7.2.5 Error Nonterminal Symbol

A bottom-up template grammar can contain the special nonterminal symbol error in production right-hand sides. That nonterminal symbol represents a parse error. The nonterminal symbol makes it possible to change the flow of grammar execution on encountering a parse error. The selection of an error nonterminal symbol to handle a parse error must be deterministic.

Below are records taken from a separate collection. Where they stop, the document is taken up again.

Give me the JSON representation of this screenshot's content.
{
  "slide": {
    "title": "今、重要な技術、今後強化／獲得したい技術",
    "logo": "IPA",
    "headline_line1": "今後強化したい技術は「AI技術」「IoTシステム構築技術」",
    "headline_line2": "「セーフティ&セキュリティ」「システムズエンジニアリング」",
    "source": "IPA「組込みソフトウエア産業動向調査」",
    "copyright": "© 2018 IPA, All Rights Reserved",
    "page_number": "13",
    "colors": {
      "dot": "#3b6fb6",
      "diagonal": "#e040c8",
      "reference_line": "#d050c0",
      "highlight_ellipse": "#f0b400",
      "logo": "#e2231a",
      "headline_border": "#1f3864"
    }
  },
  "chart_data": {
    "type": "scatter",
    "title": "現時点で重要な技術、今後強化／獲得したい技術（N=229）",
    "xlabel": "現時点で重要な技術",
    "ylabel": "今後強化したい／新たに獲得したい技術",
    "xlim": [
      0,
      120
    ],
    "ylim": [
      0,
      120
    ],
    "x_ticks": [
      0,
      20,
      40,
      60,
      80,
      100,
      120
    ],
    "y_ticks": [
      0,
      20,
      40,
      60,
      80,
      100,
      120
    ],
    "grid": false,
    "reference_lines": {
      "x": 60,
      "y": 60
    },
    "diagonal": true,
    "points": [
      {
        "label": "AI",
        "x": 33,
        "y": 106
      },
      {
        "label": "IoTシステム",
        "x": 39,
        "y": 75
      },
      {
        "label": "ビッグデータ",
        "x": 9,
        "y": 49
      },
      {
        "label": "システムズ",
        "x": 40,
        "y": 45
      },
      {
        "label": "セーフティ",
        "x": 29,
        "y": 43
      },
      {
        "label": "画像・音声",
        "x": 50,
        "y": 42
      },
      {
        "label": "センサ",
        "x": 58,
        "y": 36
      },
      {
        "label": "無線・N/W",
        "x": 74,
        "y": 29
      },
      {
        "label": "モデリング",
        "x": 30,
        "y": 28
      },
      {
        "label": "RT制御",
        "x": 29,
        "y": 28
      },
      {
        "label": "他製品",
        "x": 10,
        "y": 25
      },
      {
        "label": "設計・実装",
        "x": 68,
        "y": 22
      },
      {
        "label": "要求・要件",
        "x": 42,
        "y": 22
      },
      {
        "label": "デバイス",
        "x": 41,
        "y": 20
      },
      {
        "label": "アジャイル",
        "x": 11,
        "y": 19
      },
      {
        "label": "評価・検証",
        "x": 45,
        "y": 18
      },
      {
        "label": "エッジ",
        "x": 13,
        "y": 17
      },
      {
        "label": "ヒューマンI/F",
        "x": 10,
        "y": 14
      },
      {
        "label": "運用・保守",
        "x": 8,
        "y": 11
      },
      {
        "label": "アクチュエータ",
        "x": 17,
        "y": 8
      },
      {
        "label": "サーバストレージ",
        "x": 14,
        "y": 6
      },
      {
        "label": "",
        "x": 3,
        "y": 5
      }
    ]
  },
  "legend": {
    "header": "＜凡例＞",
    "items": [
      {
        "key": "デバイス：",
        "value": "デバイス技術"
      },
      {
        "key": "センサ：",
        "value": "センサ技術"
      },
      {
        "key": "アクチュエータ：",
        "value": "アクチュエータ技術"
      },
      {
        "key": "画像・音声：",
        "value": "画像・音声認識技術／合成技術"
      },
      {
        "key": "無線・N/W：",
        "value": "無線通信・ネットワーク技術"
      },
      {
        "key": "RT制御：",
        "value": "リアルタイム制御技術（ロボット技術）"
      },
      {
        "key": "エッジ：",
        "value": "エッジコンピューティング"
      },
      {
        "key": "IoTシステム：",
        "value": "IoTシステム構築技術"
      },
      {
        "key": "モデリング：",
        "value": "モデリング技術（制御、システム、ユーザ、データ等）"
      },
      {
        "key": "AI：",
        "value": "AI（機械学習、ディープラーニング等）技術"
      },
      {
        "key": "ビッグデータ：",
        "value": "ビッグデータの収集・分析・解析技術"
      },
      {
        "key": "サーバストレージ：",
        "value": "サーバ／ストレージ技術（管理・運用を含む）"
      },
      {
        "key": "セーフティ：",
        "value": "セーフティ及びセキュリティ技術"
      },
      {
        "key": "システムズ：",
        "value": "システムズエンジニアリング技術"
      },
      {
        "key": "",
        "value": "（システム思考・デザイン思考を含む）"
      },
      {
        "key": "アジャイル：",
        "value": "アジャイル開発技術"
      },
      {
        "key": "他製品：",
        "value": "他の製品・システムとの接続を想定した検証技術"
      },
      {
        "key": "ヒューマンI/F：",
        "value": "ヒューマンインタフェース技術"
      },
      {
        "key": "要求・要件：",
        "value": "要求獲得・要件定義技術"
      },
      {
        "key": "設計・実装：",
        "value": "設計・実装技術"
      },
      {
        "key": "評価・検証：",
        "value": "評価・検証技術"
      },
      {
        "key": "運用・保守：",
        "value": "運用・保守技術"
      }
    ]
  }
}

Note: bottom-up template grammars containing the error nonterminal symbol are for direct processing by the rege-bottom-up tool after optional adding to them a source PCFG production markup by the rege-markup-cfg tool with passing the option --error-nont. The rege-vit tool ignores the error nonterminal symbol.

Example 1

S: A
 | B
 | C
 | error .
;

A: "a" ;

B: "b" "c"
 | "b" "d"
;

C: "c" "c" "c" ;

This grammar consumes any terminal symbol if a training terminal symbol sequence does not start with the terminal symbol "a", "b", and "c" or if a training terminal symbol sequence starts with the terminal symbol "b" not followed by the terminal symbol "c" or "d".

Example 2

S: "a" ( "b"
       | error . .
       )? "c"
;

This grammar is equivalent to the grammar

S: "a" ( "b"
       | [^ "b" "c" ] .
       )? "c"
;

Example 3

S: A* ( error [^ "d" ]* )? "d" ;

A: "a" "b"
 | "a" "c"
;

Normally, this grammar consumes any number of elements ‘( "a" "b" | "a" "c" )’ finalized by "d". If an element does not start with "a" or starts with "a" not followed by "b" or "c" or if a sequence of ‘( "a" "b" | "a" "c" )’ does not end with "d", the grammar consumes terminal symbols until encountering "d".